RDC: la justice belge renvoie 14 inculpés en procès dans l’affaire des passeports biométriques de Semlex
La justice belge a décidé, lundi 31 août, de renvoyer quatorze inculpés devant le tribunal correctionnel de Bruxelles dans le dossier des passeports biométriques de la République démocratique du Congo, fabriqués depuis 2015 par l’entreprise belge Semlex. Cette décision de la chambre du conseil intervient au terme d’une instruction ouverte en 2017, portant sur des soupçons de corruption liés à ce contrat, l’un des plus chers au monde pour un passeport : 185 dollars, soit environ 160 euros l’unité.

Selon les révélations du consortium d’enquête « Congo Hold-Up », mené notamment avec RFI à partir de documents bancaires congolais, environ 60 dollars auraient été détournés sur chaque passeport vendu, pour un total évoqué de l’ordre de 60 millions de dollars, soit environ 51 millions d’euros.
Parmi les personnes renvoyées en procès figurent le directeur de Semlex, Albert Karaziwan, et un ancien conseiller financier de l’ex-président congolais Joseph Kabila, Emmanuel Adrupiako.
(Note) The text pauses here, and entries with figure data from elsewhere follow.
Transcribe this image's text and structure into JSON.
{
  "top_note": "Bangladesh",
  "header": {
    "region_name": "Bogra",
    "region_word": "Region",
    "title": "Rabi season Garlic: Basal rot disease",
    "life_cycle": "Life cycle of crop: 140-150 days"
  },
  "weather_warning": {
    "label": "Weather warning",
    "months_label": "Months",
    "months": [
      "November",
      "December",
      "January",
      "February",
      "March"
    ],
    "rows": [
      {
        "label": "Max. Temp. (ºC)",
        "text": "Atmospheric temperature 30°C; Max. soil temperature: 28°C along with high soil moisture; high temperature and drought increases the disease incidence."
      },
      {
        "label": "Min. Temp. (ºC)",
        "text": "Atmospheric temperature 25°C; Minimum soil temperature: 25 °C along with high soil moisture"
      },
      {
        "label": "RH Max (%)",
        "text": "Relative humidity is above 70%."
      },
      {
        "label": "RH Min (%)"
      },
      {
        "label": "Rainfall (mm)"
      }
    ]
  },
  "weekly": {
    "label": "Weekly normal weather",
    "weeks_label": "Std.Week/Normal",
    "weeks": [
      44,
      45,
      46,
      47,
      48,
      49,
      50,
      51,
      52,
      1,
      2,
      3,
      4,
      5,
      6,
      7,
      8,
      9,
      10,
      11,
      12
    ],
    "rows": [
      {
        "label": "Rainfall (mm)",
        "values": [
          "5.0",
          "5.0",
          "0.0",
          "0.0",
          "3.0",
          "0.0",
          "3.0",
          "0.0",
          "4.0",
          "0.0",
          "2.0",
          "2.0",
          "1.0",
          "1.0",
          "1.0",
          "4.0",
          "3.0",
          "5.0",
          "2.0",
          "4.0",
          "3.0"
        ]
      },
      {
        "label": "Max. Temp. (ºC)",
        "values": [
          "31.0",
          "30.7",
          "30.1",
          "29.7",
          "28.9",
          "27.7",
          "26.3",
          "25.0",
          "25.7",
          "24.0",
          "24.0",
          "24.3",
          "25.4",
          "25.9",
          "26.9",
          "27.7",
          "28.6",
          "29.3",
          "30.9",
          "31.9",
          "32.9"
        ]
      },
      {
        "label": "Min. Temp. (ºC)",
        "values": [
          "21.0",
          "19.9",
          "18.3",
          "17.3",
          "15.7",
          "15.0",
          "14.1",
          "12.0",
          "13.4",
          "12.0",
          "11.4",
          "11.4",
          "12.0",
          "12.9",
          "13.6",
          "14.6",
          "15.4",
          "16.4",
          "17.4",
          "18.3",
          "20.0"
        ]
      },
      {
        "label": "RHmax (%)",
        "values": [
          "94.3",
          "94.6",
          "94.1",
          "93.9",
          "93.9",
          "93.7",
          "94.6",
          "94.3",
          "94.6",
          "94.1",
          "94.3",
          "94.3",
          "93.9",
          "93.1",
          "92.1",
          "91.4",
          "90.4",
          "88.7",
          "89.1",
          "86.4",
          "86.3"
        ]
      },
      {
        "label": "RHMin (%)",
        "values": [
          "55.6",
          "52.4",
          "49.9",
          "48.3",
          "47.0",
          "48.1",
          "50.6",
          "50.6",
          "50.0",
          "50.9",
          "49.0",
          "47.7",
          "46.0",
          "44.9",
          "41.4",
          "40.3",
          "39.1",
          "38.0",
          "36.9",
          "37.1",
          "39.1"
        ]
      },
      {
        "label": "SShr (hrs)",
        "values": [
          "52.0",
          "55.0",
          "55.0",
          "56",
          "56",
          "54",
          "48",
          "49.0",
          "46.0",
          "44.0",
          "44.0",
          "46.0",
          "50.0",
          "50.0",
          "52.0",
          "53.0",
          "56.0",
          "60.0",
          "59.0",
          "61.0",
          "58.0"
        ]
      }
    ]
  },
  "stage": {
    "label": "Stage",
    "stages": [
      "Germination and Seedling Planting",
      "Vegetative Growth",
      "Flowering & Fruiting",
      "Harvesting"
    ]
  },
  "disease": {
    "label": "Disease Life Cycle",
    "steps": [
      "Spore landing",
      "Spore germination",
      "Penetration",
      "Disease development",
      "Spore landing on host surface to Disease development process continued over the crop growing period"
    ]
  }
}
Les identités des douze autres inculpés — des cadres de l’entreprise, des intermédiaires financiers et des proches de l’ancien régime congolais — restent protégées par le secret de l’instruction ; ils bénéficient, comme les deux personnes nommées, de la présomption d’innocence jusqu’au jugement.
Des citoyens congolais et plusieurs associations, dont la Fédération internationale pour les droits humains (FIDH), se sont constitués parties civiles dans ce dossier.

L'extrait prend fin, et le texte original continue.